WONDER WOMAN: A piece of black construction paper and a pair of scissors in my hand, I was wondering what to do for a design project that week. I had no conscious ideas until I saw her. She seemed to create herself.
She didn’t hesitate to jump up and ask for a photo shoot. I had to scramble around to satisfy her. She was all energy and dragged me around the house in a flurry of excitement.
I don’t get into second-guessing while I’m working. I don’t ask myself, ‘What am I creating?’ or ‘Who am I to think I am creating something here?’ although that last one comes up in the back of my mind sometimes. I just get down close and watch. The focus is deep, relaxing, and energized~ like wonder woman, I’m all over the place, and so is the stuff on the floor. It’s a visual, organic experience. That part is what I really like~ there’s very little rational or mental work going on. From the GUT is where the baby comes. I’m discovering her as she develops. I have no idea what she’s going to look like, or when she’s going to say, “I’m done!” I’m the innocent bystander clapping my hands when it’s all over shouting, “Wow! Oh, wow!”

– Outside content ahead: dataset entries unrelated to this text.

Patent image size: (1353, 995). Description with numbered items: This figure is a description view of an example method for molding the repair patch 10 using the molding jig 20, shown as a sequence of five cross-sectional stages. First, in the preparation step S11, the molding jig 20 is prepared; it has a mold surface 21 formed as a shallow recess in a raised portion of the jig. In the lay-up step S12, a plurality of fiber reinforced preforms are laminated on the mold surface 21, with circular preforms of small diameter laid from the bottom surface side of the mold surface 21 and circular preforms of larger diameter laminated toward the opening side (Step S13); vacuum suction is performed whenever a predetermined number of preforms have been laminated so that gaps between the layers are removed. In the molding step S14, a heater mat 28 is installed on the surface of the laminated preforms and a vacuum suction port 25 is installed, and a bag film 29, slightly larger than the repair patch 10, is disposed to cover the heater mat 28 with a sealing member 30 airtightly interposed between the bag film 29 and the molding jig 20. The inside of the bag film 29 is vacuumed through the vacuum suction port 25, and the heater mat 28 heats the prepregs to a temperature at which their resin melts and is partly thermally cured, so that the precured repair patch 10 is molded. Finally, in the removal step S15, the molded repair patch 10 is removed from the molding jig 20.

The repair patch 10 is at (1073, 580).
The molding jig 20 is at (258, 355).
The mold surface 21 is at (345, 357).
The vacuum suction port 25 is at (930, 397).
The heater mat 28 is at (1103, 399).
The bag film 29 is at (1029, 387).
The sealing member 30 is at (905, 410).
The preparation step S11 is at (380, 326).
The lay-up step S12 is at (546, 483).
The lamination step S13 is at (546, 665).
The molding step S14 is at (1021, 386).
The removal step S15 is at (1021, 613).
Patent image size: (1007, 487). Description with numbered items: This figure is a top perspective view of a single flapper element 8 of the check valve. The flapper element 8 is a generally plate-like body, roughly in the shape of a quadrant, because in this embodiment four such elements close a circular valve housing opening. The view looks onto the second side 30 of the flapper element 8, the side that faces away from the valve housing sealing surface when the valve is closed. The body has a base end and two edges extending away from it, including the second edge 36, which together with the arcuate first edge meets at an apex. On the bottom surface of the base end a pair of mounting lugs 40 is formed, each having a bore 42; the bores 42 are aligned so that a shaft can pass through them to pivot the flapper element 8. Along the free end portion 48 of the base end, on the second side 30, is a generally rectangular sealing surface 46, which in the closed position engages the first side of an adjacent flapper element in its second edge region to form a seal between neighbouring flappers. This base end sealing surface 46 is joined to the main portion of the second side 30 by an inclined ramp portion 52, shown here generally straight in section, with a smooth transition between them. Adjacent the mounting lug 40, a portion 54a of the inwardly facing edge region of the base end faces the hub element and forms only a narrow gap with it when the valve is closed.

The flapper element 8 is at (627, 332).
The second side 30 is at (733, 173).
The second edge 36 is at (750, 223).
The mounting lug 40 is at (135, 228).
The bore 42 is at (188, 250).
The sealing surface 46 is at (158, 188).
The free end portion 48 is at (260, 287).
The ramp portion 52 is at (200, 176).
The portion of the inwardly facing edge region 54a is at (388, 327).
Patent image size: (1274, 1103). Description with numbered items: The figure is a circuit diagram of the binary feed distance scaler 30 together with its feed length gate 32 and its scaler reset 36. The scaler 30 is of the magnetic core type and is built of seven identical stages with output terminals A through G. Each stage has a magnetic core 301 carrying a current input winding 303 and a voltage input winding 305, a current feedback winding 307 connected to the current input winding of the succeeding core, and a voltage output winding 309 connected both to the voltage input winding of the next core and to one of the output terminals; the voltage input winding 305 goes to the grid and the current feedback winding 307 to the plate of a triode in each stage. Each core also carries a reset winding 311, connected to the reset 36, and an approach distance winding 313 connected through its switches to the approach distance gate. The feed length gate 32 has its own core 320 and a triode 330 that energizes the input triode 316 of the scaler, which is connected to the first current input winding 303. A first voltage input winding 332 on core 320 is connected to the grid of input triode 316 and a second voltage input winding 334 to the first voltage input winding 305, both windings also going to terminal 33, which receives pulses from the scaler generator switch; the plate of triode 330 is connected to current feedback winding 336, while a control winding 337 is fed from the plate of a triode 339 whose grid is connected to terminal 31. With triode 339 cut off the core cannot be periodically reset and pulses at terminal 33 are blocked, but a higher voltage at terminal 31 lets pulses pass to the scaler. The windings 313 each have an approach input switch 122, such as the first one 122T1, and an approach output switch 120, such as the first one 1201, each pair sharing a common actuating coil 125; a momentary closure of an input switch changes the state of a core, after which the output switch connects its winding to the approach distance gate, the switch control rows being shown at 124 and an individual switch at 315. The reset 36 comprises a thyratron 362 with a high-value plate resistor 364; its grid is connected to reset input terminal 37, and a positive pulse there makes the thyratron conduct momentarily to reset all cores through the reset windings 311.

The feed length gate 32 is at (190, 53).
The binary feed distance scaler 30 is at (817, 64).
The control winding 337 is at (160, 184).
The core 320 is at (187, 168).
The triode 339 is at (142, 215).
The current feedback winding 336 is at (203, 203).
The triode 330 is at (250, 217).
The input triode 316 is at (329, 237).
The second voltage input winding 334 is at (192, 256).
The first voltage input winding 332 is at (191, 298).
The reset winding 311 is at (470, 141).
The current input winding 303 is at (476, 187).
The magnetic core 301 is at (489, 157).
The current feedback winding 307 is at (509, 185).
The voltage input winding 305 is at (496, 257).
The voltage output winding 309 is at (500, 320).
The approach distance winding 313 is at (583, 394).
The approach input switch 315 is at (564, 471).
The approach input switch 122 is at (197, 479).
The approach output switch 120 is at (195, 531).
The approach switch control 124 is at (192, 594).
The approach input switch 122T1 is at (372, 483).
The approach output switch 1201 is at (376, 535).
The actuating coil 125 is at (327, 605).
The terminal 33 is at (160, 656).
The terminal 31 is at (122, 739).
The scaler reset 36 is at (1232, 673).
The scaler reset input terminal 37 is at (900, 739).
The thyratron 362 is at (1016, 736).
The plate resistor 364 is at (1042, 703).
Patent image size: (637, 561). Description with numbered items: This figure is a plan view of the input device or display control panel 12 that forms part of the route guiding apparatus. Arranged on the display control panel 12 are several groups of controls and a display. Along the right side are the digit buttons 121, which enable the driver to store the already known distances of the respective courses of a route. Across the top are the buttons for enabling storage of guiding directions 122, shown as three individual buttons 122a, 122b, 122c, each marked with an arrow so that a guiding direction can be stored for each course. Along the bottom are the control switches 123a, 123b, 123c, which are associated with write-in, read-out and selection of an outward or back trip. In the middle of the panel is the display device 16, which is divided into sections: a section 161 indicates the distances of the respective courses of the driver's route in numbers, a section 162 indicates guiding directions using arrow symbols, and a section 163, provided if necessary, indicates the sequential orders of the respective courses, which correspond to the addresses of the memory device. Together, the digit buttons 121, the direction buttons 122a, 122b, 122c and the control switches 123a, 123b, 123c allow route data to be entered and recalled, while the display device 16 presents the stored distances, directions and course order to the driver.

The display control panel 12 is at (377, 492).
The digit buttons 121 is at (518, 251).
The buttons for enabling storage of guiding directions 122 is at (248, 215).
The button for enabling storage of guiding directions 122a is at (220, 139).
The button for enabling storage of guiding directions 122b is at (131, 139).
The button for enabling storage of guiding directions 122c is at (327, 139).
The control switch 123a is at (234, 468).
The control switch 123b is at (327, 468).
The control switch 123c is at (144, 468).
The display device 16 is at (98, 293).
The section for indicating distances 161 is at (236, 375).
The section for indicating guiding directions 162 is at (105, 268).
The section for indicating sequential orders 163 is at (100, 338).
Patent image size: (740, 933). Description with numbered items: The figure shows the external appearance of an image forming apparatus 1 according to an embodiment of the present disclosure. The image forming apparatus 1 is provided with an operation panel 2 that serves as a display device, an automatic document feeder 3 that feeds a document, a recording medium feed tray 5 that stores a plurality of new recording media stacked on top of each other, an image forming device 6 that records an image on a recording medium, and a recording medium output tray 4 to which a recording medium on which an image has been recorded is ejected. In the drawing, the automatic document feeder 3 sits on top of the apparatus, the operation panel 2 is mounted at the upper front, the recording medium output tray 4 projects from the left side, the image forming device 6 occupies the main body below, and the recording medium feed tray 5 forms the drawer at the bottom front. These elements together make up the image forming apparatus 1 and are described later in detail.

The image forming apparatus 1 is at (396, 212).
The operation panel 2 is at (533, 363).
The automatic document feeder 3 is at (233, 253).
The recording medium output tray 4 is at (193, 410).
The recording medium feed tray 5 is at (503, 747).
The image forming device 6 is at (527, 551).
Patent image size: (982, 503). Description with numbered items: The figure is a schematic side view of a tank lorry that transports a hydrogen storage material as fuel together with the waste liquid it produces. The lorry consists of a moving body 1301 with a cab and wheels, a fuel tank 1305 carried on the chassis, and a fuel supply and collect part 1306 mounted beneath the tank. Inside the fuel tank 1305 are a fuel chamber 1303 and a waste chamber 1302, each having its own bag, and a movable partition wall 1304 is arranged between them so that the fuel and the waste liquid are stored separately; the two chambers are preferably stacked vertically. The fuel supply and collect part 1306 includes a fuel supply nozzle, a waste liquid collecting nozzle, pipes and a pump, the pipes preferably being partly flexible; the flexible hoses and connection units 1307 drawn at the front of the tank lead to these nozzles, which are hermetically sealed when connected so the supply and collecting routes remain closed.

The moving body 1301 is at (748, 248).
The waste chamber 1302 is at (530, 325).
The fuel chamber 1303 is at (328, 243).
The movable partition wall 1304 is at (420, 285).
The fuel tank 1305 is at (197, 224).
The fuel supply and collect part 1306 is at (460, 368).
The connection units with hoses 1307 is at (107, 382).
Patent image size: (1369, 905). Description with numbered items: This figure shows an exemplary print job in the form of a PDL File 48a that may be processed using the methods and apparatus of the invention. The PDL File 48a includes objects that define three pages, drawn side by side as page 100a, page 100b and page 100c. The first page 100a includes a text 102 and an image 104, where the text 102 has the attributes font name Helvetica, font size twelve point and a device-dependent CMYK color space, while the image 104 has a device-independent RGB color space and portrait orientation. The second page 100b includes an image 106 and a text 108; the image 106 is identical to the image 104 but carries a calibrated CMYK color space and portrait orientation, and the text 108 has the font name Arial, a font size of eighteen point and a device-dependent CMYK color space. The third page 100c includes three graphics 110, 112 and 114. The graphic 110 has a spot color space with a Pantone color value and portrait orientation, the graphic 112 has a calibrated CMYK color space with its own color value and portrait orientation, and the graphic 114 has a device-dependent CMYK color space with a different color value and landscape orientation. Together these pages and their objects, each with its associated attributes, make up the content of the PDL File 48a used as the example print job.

These are my babies, and I love them, but it’s not like I can say I created them. Yes, I put in some raw ingredients. In the case of a child, I put in my egg, my husband put in his sperm, and then we sat back and watched as it took shape. When the baby finally appeared, we said, ‘Wow! This is incredible! Who are YOU? Where did YOU come from? You’re not like anything we’ve ever seen. You’re something special. You’re unique.’
‘We love you!’
It was great to make a wall hanging that reminds me what’s important, what makes me happy. I took a picture of this one before leaving Belgium, so I can make another one now that I’m in back in the States.
I’m going to run out today and look for another frame. With a frame in front of me, at least I know what size the next baby’s going to be. Everything else will be a surprise.